深いブルーの背景に、正面を向いて並ぶ2台のボディ。
1972年のこの広告は、装飾を抑えた構図によって金属の質量感を際立たせています。演出は最小限。カメラそのものの存在感が主役です。
「カメラは真実を伝える人間だけのツール。」
1971年に発売された Nikon F2 Photomic は、標準50mm F1.4レンズ付きで105,000円。同年の大卒初任給は約40,000円であり、この一台は月給の約2.6倍に相当しました。現在価値に換算すれば、概ね180万〜200万円規模の価格帯です。
F2は交換式ファインダー構造を持つプロフェッショナル向け一眼レフであり、PhotomicはTTL露出計を内蔵したプリズムファインダー仕様を指します。最高シャッター速度は1/2000秒。堅牢性を重視した金属ボディと精密な機構は、報道・スポーツ撮影など過酷な現場での使用を前提としています。

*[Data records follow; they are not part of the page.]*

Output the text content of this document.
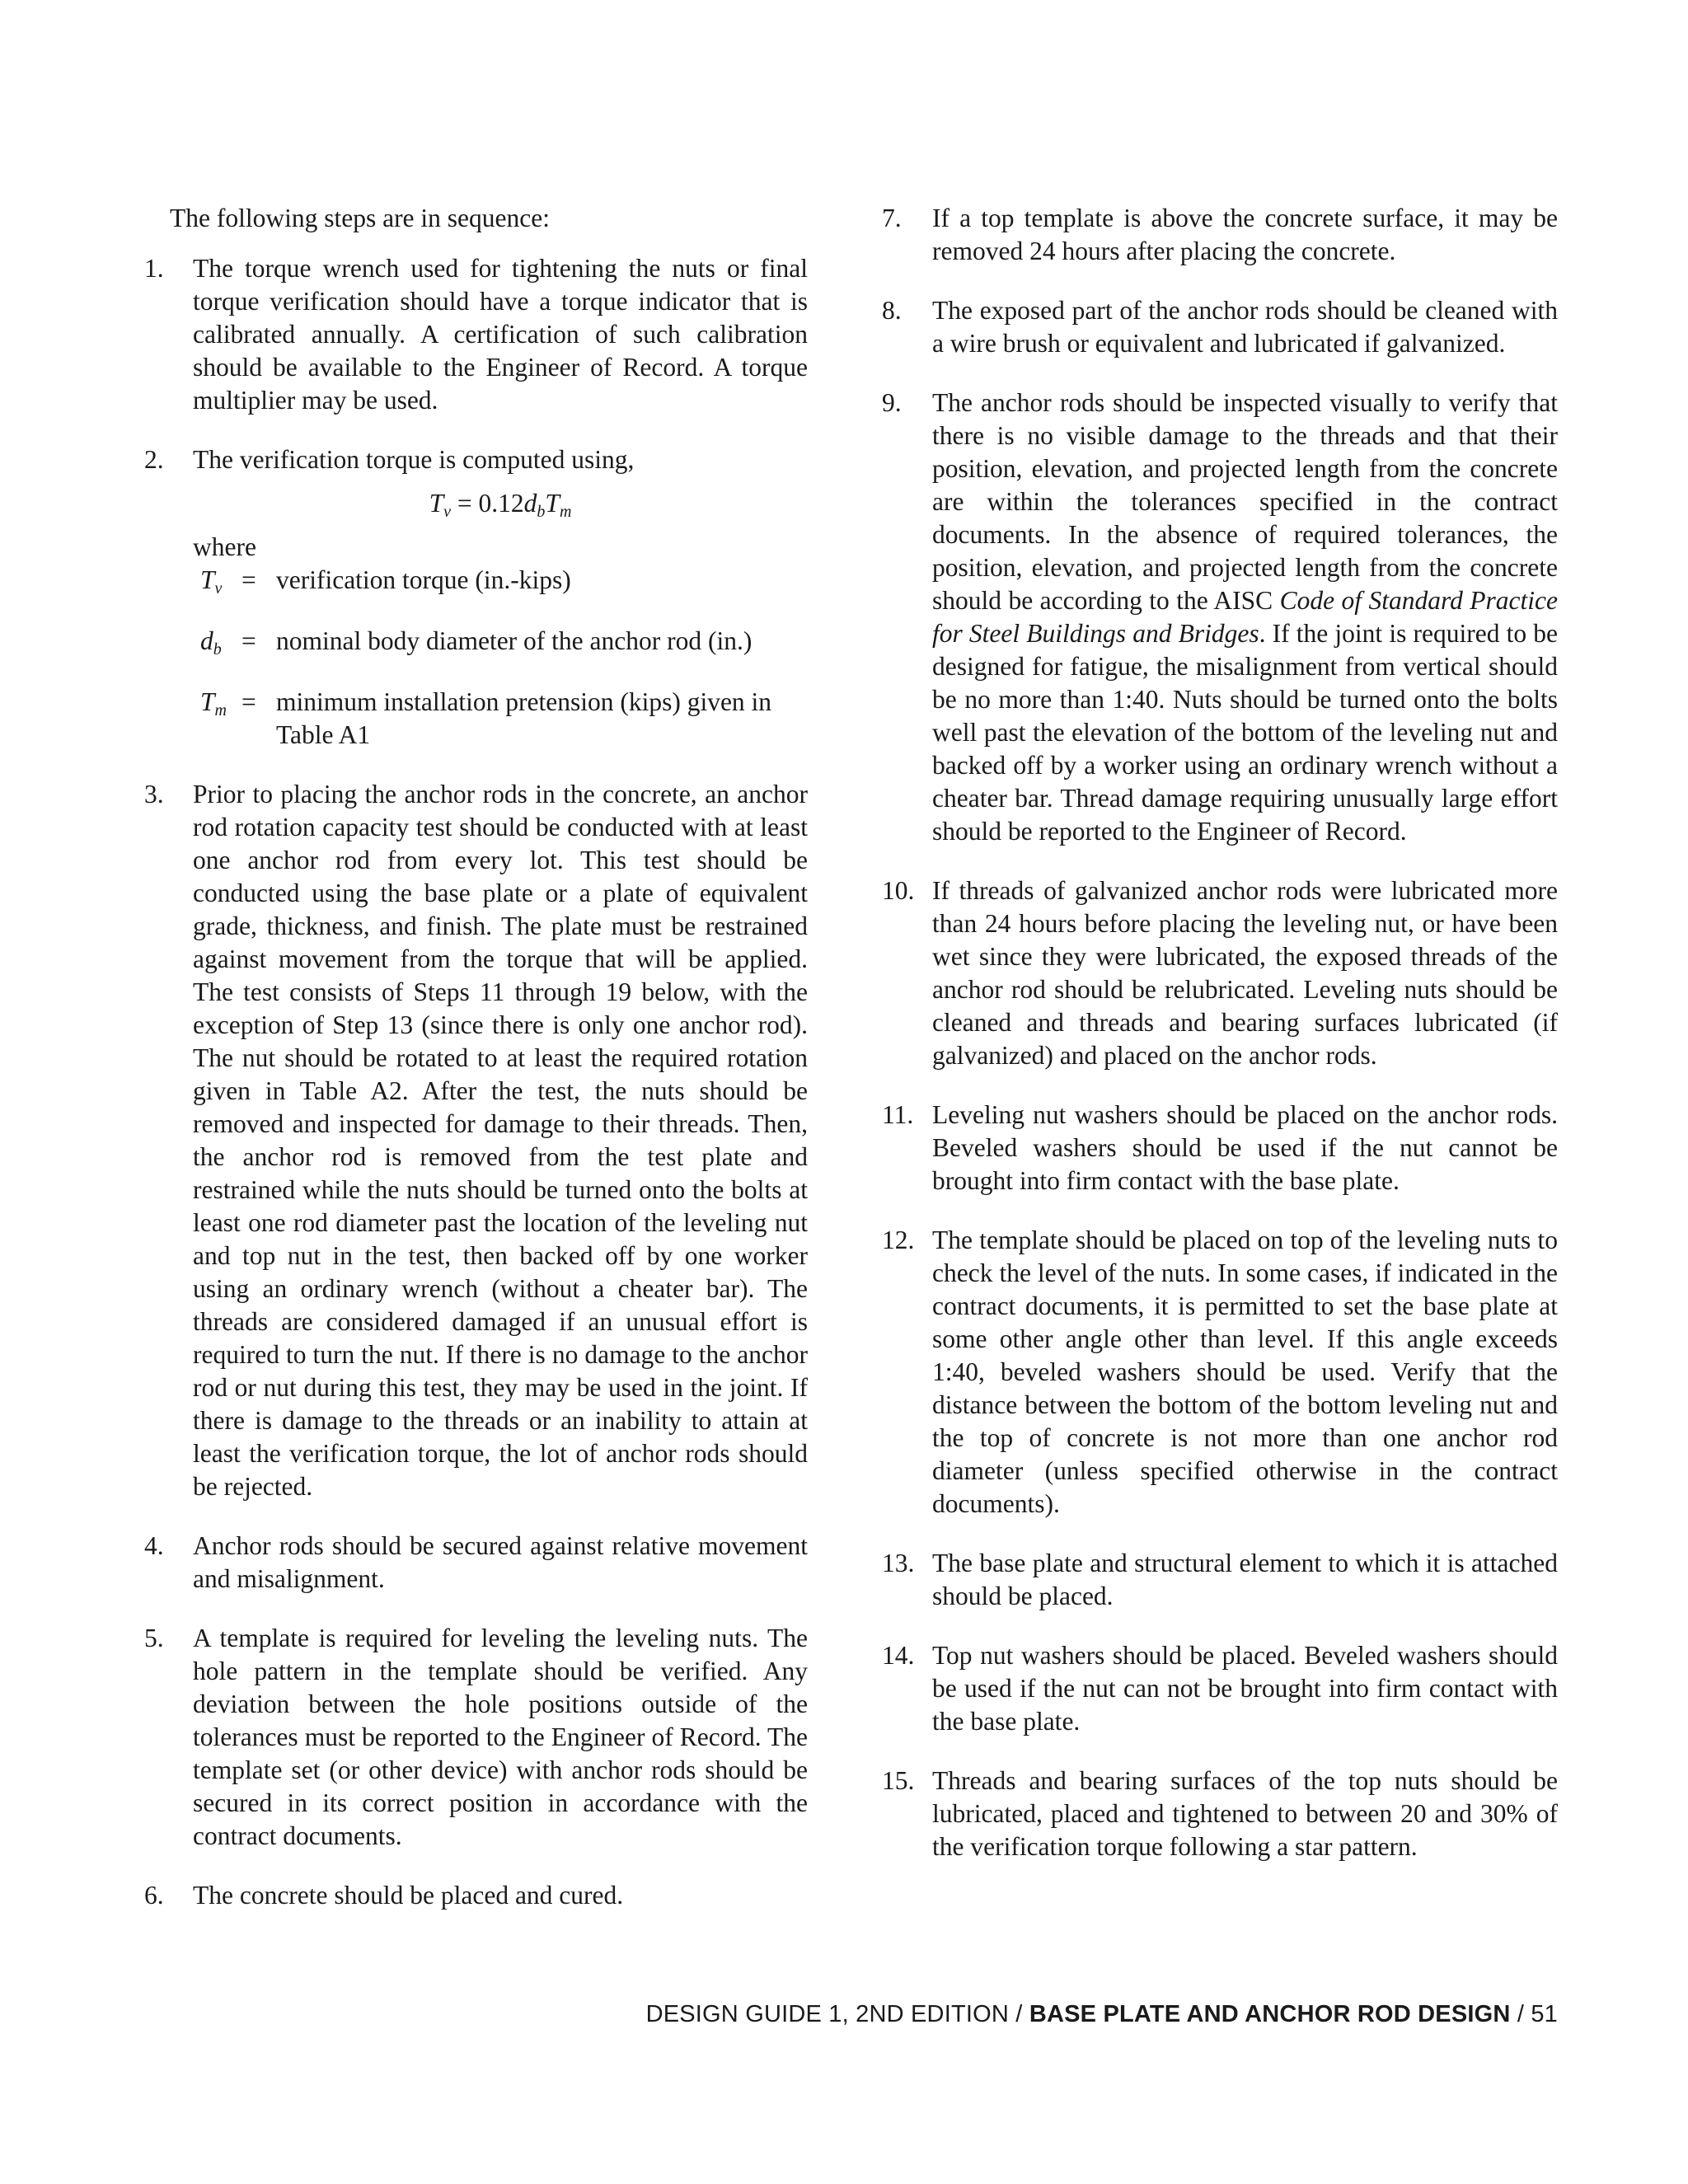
The following steps are in sequence:

1.	The torque wrench used for tightening the nuts or final torque verification should have a torque indicator that is calibrated annually. A certification of such calibration should be available to the Engineer of Record. A torque multiplier may be used.

2.	The verification torque is computed using,

$T_v = 0.12d_bT_m$

where

$T_v$ = verification torque (in.-kips)
$d_b$ = nominal body diameter of the anchor rod (in.)
$T_m$ = minimum installation pretension (kips) given in Table A1
3.	Prior to placing the anchor rods in the concrete, an anchor rod rotation capacity test should be conducted with at least one anchor rod from every lot. This test should be conducted using the base plate or a plate of equivalent grade, thickness, and finish. The plate must be restrained against movement from the torque that will be applied. The test consists of Steps 11 through 19 below, with the exception of Step 13 (since there is only one anchor rod). The nut should be rotated to at least the required rotation given in Table A2. After the test, the nuts should be removed and inspected for damage to their threads. Then, the anchor rod is removed from the test plate and restrained while the nuts should be turned onto the bolts at least one rod diameter past the location of the leveling nut and top nut in the test, then backed off by one worker using an ordinary wrench (without a cheater bar). The threads are considered damaged if an unusual effort is required to turn the nut. If there is no damage to the anchor rod or nut during this test, they may be used in the joint. If there is damage to the threads or an inability to attain at least the verification torque, the lot of anchor rods should be rejected.

4.	Anchor rods should be secured against relative movement and misalignment.

5.	A template is required for leveling the leveling nuts. The hole pattern in the template should be verified. Any deviation between the hole positions outside of the tolerances must be reported to the Engineer of Record. The template set (or other device) with anchor rods should be secured in its correct position in accordance with the contract documents.

6.	The concrete should be placed and cured.

7.	If a top template is above the concrete surface, it may be removed 24 hours after placing the concrete.

8.	The exposed part of the anchor rods should be cleaned with a wire brush or equivalent and lubricated if galvanized.

9.	The anchor rods should be inspected visually to verify that there is no visible damage to the threads and that their position, elevation, and projected length from the concrete are within the tolerances specified in the contract documents. In the absence of required tolerances, the position, elevation, and projected length from the concrete should be according to the AISC Code of Standard Practice for Steel Buildings and Bridges. If the joint is required to be designed for fatigue, the misalignment from vertical should be no more than 1:40. Nuts should be turned onto the bolts well past the elevation of the bottom of the leveling nut and backed off by a worker using an ordinary wrench without a cheater bar. Thread damage requiring unusually large effort should be reported to the Engineer of Record.

10. If threads of galvanized anchor rods were lubricated more than 24 hours before placing the leveling nut, or have been wet since they were lubricated, the exposed threads of the anchor rod should be relubricated. Leveling nuts should be cleaned and threads and bearing surfaces lubricated (if galvanized) and placed on the anchor rods.

11. Leveling nut washers should be placed on the anchor rods. Beveled washers should be used if the nut cannot be brought into firm contact with the base plate.

12. The template should be placed on top of the leveling nuts to check the level of the nuts. In some cases, if indicated in the contract documents, it is permitted to set the base plate at some other angle other than level. If this angle exceeds 1:40, beveled washers should be used. Verify that the distance between the bottom of the bottom leveling nut and the top of concrete is not more than one anchor rod diameter (unless specified otherwise in the contract documents).

13. The base plate and structural element to which it is attached should be placed.

14. Top nut washers should be placed. Beveled washers should be used if the nut can not be brought into firm contact with the base plate.

15. Threads and bearing surfaces of the top nuts should be lubricated, placed and tightened to between 20 and 30% of the verification torque following a star pattern.

DESIGN GUIDE 1, 2ND EDITION / BASE PLATE AND ANCHOR ROD DESIGN / 51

同時期の競合機種には、キヤノン F-1(約97,000円)、ミノルタ SRT101(約58,000円)、ペンタックス Spotmatic(約64,000円)がありました。F-1はニコンに対抗するプロ機、SRTやSpotmaticは中級機として位置づけられ、価格と性能の階層が明確に分かれていました。F2はその頂点に位置するモデルでした。
1970年代初頭、日本のカメラ産業は世界市場で存在感を高めていました。フィルム時代、撮影結果は現像するまで確認できません。機材に求められたのは、確実に動作すること。その一点に集約される機械精度と耐久性が、ブランドへの信用を支えていました。
F2が採用した Fマウント規格 は、その後も長く継承されます。交換レンズという資産を維持しながらボディを更新できる構造は、ニコンのシステム思想の中核でした。F2は単体の完成度だけでなく、シリーズ全体の持続性を示すモデルでもあります。
背景装飾を極力排したこの広告は、カメラが趣味の道具を超え、プロフェッショナルの機材として確立された段階を記録しています。装飾ではなく性能。その評価軸が明確に示された一枚です。